Immediately preceding this, the writer of Hebrews wrote about God removing the things which can be shaken and leaving in place only those things that cannot be shaken. The topic is difficult, but the writer gives a contrast of Sinai and Zion, two mountains where God met with humankind. On the one hand, God met with humankind to give His Law, on the other He met with us to show us His Grace. Neither mountain will remain, but His Law and His Grace will continue forever. This is the lead in to this morning’s verse.
The love spoken of in this verse is not the famous “agape” love for which so many passages in scripture are noted, but is actually the word “philadelphia,” which is brotherly love. The verb in this verse that is split into two parts in this translation — “Let … continue” — is in the imperative. This makes it a command, not a request, as the translation might imply. The writer of Hebrews is not suggesting that brotherly love ought to continue, rather he is commanding that we continue it. Why?

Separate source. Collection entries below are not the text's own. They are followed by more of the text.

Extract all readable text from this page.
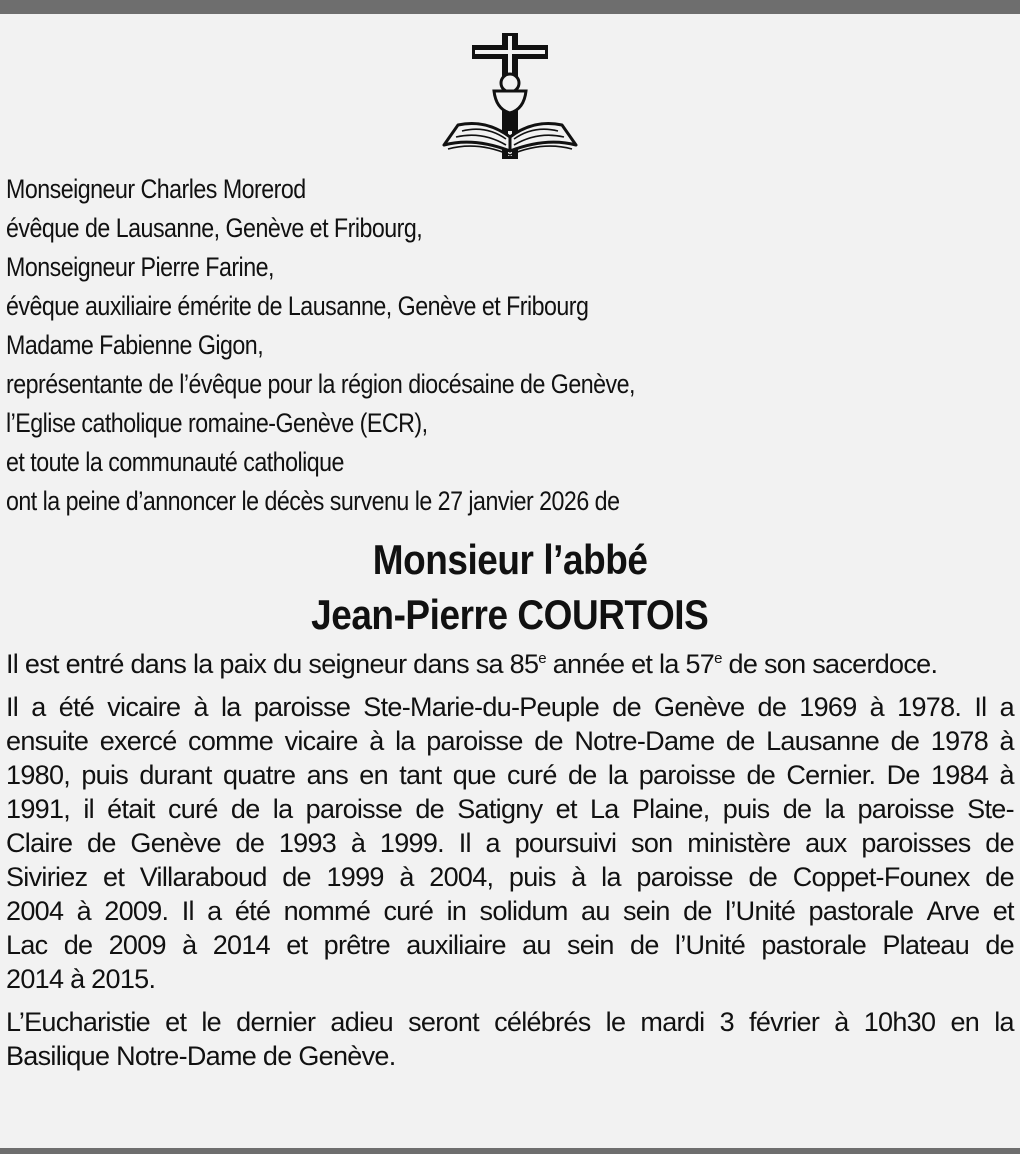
Monseigneur Charles Morerod
évêque de Lausanne, Genève et Fribourg,
Monseigneur Pierre Farine,
évêque auxiliaire émérite de Lausanne, Genève et Fribourg
Madame Fabienne Gigon,
représentante de l’évêque pour la région diocésaine de Genève,
l’Eglise catholique romaine-Genève (ECR),
et toute la communauté catholique
ont la peine d’annoncer le décès survenu le 27 janvier 2026 de
Monsieur l’abbé
Jean-Pierre COURTOIS
Il est entré dans la paix du seigneur dans sa 85e année et la 57e de son sacerdoce.
Il a été vicaire à la paroisse Ste-Marie-du-Peuple de Genève de 1969 à 1978. Il a
ensuite exercé comme vicaire à la paroisse de Notre-Dame de Lausanne de 1978 à
1980, puis durant quatre ans en tant que curé de la paroisse de Cernier. De 1984 à
1991, il était curé de la paroisse de Satigny et La Plaine, puis de la paroisse Ste-
Claire de Genève de 1993 à 1999. Il a poursuivi son ministère aux paroisses de
Siviriez et Villaraboud de 1999 à 2004, puis à la paroisse de Coppet-Founex de
2004 à 2009. Il a été nommé curé in solidum au sein de l’Unité pastorale Arve et
Lac de 2009 à 2014 et prêtre auxiliaire au sein de l’Unité pastorale Plateau de
2014 à 2015.
L’Eucharistie et le dernier adieu seront célébrés le mardi 3 février à 10h30 en la
Basilique Notre-Dame de Genève.
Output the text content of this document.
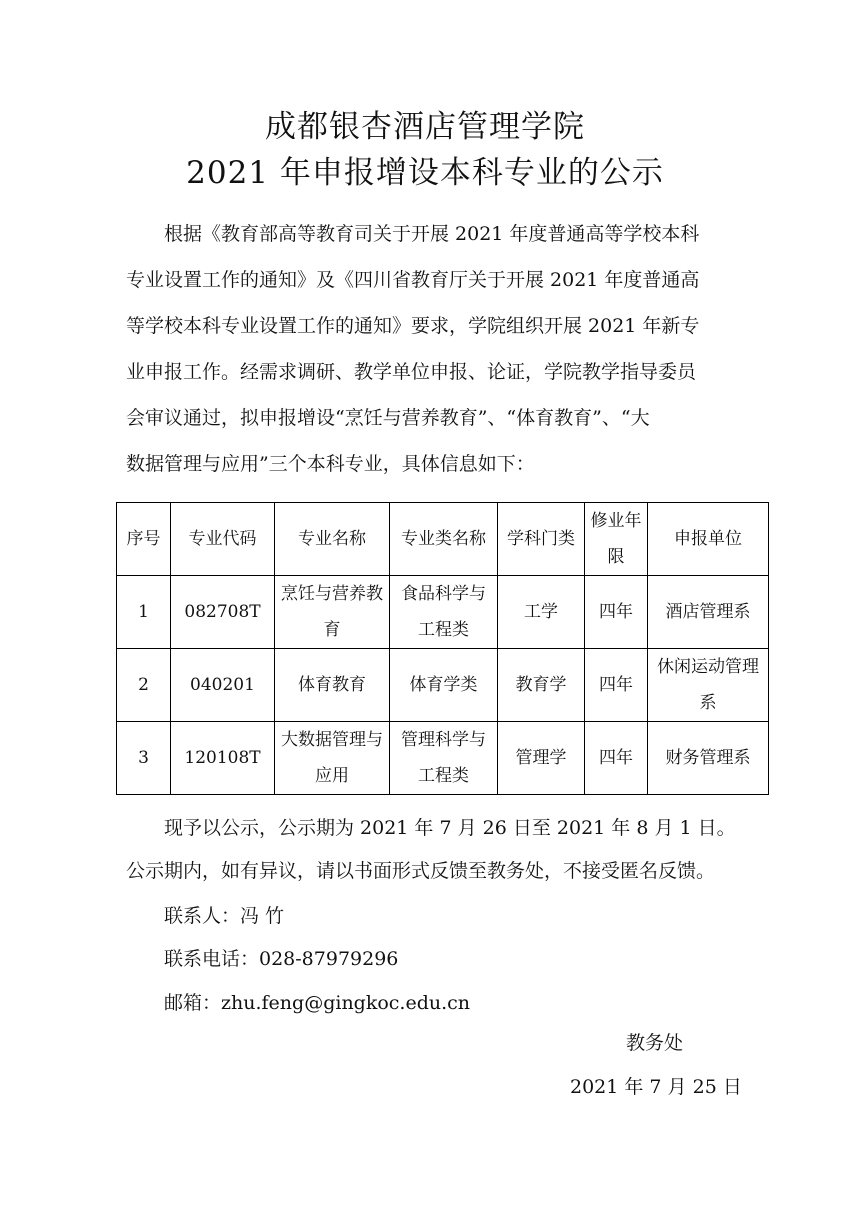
成都银杏酒店管理学院
2021 年申报增设本科专业的公示
根据《教育部高等教育司关于开展 2021 年度普通高等学校本科
专业设置工作的通知》及《四川省教育厅关于开展 2021 年度普通高
等学校本科专业设置工作的通知》要求，学院组织开展 2021 年新专
业申报工作。经需求调研、教学单位申报、论证，学院教学指导委员
会审议通过，拟申报增设“烹饪与营养教育”、“体育教育”、“大
数据管理与应用”三个本科专业，具体信息如下：
序号	专业代码	专业名称	专业类名称	学科门类	修业年限	申报单位
1	082708T	烹饪与营养教育	食品科学与工程类	工学	四年	酒店管理系
2	040201	体育教育	体育学类	教育学	四年	休闲运动管理系
3	120108T	大数据管理与应用	管理科学与工程类	管理学	四年	财务管理系
现予以公示，公示期为 2021 年 7 月 26 日至 2021 年 8 月 1 日。
公示期内，如有异议，请以书面形式反馈至教务处，不接受匿名反馈。
联系人：冯 竹
联系电话：028-87979296
邮箱：zhu.feng@gingkoc.edu.cn
教务处
2021 年 7 月 25 日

I suspect that the writer of Hebrews was mindful of Christ’s statement that believers will be known by our love for one another. More commands follow this one — entertain strangers, be mindful of prisoners, and so on — but loving one another tops the list. The writer of Hebrews also does not tell his readers that they should worry about keeping The Law or concern themselves with telling people what is right and wrong. The writer tells believers to be concerned with what identifies us: our love for one another. It is important that people know what is right and wrong, this is true, but C.S. Lewis may have said it best when he wrote “All men alike stand condemned, not by alien codes of ethics, but by their own, and all men therefore are conscious of guilt.”
Father, thank You for loving me enough to give grace that covers my failings. Thank You for brothers and sisters in faith whom You have given me to love. Please cause me to be absorbed with loving my brethren and doing so with an eye toward showing them the same grace You have shown me.